Sampai aku bertemu dia.
Tapi rasa malu yang kurasa sepertinya tidak sebanding akan
rasa senang ketika aku melihatnya datang. Tidak sebanding dengan waktu yang dia
korbankan hanya untuk membuat dan mengantarkan kopi ketika aku harus berjuang
dengan semua desain yang harus kupikirkan. Tidak sebanding dengan senyum yang
dia berikan ketika udara malam yang dingin menggigit harus menusuk kulitnya.
Begitu besar hasratku untuk memeluknya, tapi semua baru
terjadi beberapa tahun kemudian. Ketika dia duduk bersebelahan denganku. Ketika
sebuah kain berwarna putih melingkari kami. Ketika mulutku sudah berjanji
menjaganya sampai akhir di hadapan Tuhan. Ketika senyumnya bercampur dengan
tangis. Untuk pertama kalinya aku menyadari bahwa dia begitu sempurna tercipta
untukku.
Aku masih berdiri di tengah hujan, menatap kedai kopi itu.
Menatap dia yang begitu kurindukan di dalam sana. Beberapa orang mulai melihat
aneh ke arahku. Tapi semua itu tak mengalihkan pandanganku pada dia yang sedang
sibuk membuat beberapa gelas kopi lagi di kedai itu. Badannya jauh menyusut
semenjak saat itu. Rambutnya yang biasanya tergerai sekarang terikat rapi.

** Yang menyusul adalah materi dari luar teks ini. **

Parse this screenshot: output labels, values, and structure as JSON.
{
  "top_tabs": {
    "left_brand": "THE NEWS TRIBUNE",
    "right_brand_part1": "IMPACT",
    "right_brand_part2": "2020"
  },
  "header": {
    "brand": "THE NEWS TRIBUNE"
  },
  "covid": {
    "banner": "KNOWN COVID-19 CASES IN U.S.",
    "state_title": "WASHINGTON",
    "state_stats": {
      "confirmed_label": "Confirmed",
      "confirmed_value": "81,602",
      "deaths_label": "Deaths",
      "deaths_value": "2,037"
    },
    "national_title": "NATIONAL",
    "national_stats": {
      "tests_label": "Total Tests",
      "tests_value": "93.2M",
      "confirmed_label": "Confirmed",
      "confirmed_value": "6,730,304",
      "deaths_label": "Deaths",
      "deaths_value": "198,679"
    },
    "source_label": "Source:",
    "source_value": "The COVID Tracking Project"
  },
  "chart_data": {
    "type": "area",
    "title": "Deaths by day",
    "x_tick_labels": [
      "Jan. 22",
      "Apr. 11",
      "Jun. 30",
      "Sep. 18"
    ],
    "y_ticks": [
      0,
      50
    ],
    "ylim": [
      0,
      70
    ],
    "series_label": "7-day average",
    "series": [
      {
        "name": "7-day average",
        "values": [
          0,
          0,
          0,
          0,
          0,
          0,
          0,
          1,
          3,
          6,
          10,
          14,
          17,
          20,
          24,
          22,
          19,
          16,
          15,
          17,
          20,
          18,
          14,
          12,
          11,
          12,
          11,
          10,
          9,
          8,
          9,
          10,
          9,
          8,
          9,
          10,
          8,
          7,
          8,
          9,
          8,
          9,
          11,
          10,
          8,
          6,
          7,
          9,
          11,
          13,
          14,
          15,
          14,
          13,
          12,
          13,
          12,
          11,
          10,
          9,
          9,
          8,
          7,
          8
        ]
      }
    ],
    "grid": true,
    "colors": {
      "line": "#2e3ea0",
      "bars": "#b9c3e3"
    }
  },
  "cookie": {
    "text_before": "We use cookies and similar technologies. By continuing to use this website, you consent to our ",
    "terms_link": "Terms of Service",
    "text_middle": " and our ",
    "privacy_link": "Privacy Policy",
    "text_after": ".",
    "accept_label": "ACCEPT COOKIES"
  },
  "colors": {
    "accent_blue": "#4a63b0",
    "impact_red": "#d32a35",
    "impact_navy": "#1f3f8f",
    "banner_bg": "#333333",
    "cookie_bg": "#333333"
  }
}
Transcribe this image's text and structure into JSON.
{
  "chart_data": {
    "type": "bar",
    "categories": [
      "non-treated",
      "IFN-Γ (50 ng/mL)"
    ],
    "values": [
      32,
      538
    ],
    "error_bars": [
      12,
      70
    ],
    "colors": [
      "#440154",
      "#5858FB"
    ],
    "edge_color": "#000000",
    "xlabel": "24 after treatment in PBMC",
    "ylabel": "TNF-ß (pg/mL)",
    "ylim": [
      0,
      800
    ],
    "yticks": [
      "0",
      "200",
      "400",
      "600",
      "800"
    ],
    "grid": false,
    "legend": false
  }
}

Sudah lama aku tidak melihat rambut hitam panjang itu terikat.
Buatku rambutnya yang indah itu akan semakin
indah apabila tergerai. Semenjak aku berkata seperti itu rambutnya selalu
tergerai. Entahlah, setidaknya di hadapanku. Aku selalu menyukai sensasi ketika
rambutnya menyentuh wajahku ketika dia menciumku di tengah tidurku. Aku
menyukai sensasi ketika membelai rambutnya ketika dia bersandar di bahuku. Aku
menyukai gerakan rambutnya yang melayang ketika angin berhembus begitu kencang.
Aku sangat menyukainya.
Dia selalu berkata itu semua karena kami berjodoh. Dia selalu
percaya akan ikatan jodoh. Sejauh apapun, sesulit apapun, selama apapun, ketika
berjodoh maka kami akan dipertemukan. Aku selalu tersenyum ketika mendengar
pendapatnya. Tapi akhirnya aku mengutuk saat aku hanya tersenyum mendengarnya.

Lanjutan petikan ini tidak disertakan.